While i'm a fan of his videos I think one should take them with a grain of salt though. They are first class entertainment and the dedication that he puts into them is just insane and he definately has lots of valid points and some real "busted myths", but the results of his experiments are just that - results of experiments which are not representative and should not be taken as scientific fact.
His product at the end of the day are videos with those mind blowing myth destruction results but if you are deeper into a subject that he "debunks" you know that reality is way more nuanced than those "it doesn't matter which type of tube you put into your amplifier they all sound the same the industry has fooled you" black and white debunkings without any shade of gray. I guess the truth may be somehwere between the tone mojo voodoo industry bs and his test results, although I find it very refreshing that there is this "non marketing" perspective.
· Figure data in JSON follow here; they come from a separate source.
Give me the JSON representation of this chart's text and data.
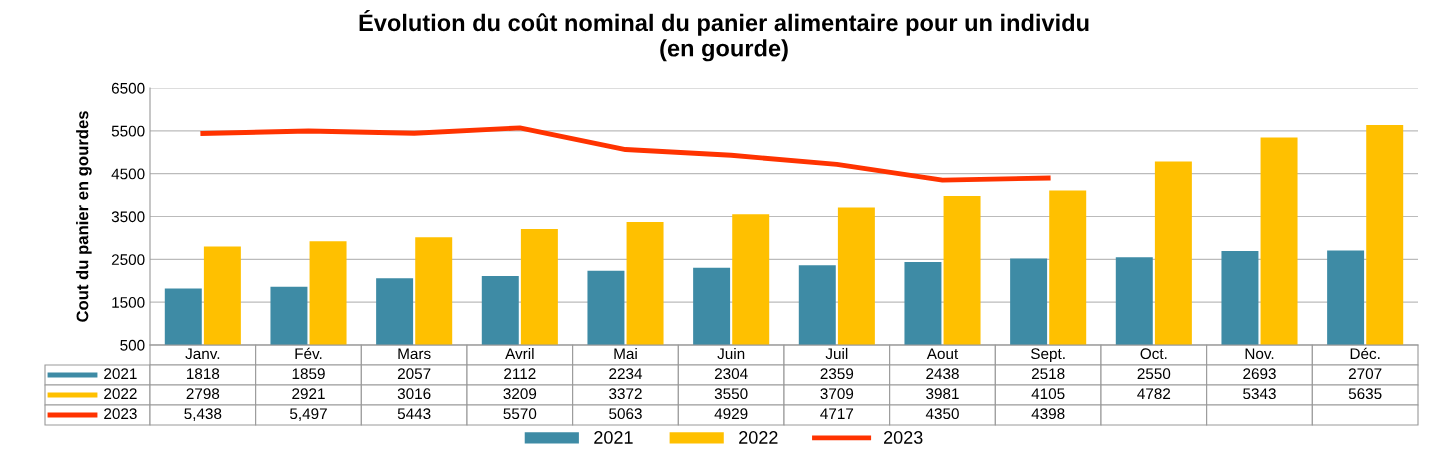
{
  "chart_data": {
    "type": "bar",
    "title": "Évolution du coût nominal du panier alimentaire pour un individu\n(en gourde)",
    "ylabel": "Cout du panier en gourdes",
    "categories": [
      "Janv.",
      "Fév.",
      "Mars",
      "Avril",
      "Mai",
      "Juin",
      "Juil",
      "Aout",
      "Sept.",
      "Oct.",
      "Nov.",
      "Déc."
    ],
    "series": [
      {
        "name": "2021",
        "color": "#3e8ba5",
        "values": [
          1818,
          1859,
          2057,
          2112,
          2234,
          2304,
          2359,
          2438,
          2518,
          2550,
          2693,
          2707
        ],
        "value_labels": [
          "1818",
          "1859",
          "2057",
          "2112",
          "2234",
          "2304",
          "2359",
          "2438",
          "2518",
          "2550",
          "2693",
          "2707"
        ]
      },
      {
        "name": "2022",
        "color": "#ffc000",
        "values": [
          2798,
          2921,
          3016,
          3209,
          3372,
          3550,
          3709,
          3981,
          4105,
          4782,
          5343,
          5635
        ],
        "value_labels": [
          "2798",
          "2921",
          "3016",
          "3209",
          "3372",
          "3550",
          "3709",
          "3981",
          "4105",
          "4782",
          "5343",
          "5635"
        ]
      },
      {
        "name": "2023",
        "color": "#ff3300",
        "type": "line",
        "values": [
          5438,
          5497,
          5443,
          5570,
          5063,
          4929,
          4717,
          4350,
          4398,
          null,
          null,
          null
        ],
        "value_labels": [
          "5,438",
          "5,497",
          "5443",
          "5570",
          "5063",
          "4929",
          "4717",
          "4350",
          "4398",
          null,
          null,
          null
        ]
      }
    ],
    "ylim": [
      500,
      6500
    ],
    "yticks": [
      500,
      1500,
      2500,
      3500,
      4500,
      5500,
      6500
    ],
    "grid": "y",
    "legend": "bottom",
    "marker": "none",
    "line_style": "solid"
  }
}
Regarding the strings - "magnetism of strings does affect output slightly": Do you have a source for this? I don't have any deeper knowledge in this field, but they are magentic pickups after all. While of course pickup height and location do have a fundamental influence on tone and output I find it hard to believe that the magnetic properties of the strings have such a small effect.
Here is an interview with AJ from AJL guitars where he explains that he matched the wounds of the pickup to the bass strings on this guitar for Oli Soikkeli as they are steel strings instead of bronze strings to balance the sound (around 4:24):
And I think if the type of metal has such an impact I can only imagine what difference it makes if the core of the string isn't even made of a magnetic material like silk.
@djazzy: Out of curiosity I took my Dupont together with a Kleio 51 to my electric guitar rig and send the signal through various (electric) guitar pedals including compressor, overdrives, distortion, fuzz, tremolo, tape style delay and an outboard spring reverb into a Peavey Classic 30. i hope the purists have some strong nerves and sorry for the noodling haha.
@TchangoVidal thanks for thinking of me. 😊
So the stomp-box rig essentially works! That delay/reverbey combination thing you got sounds real cool. I can't play thin solid body electric guitars because my right hand (and arm) technique just won't have it. I've also had zero interest in stomp boxes over the years but... I'm reconsidering if only to amuse myself.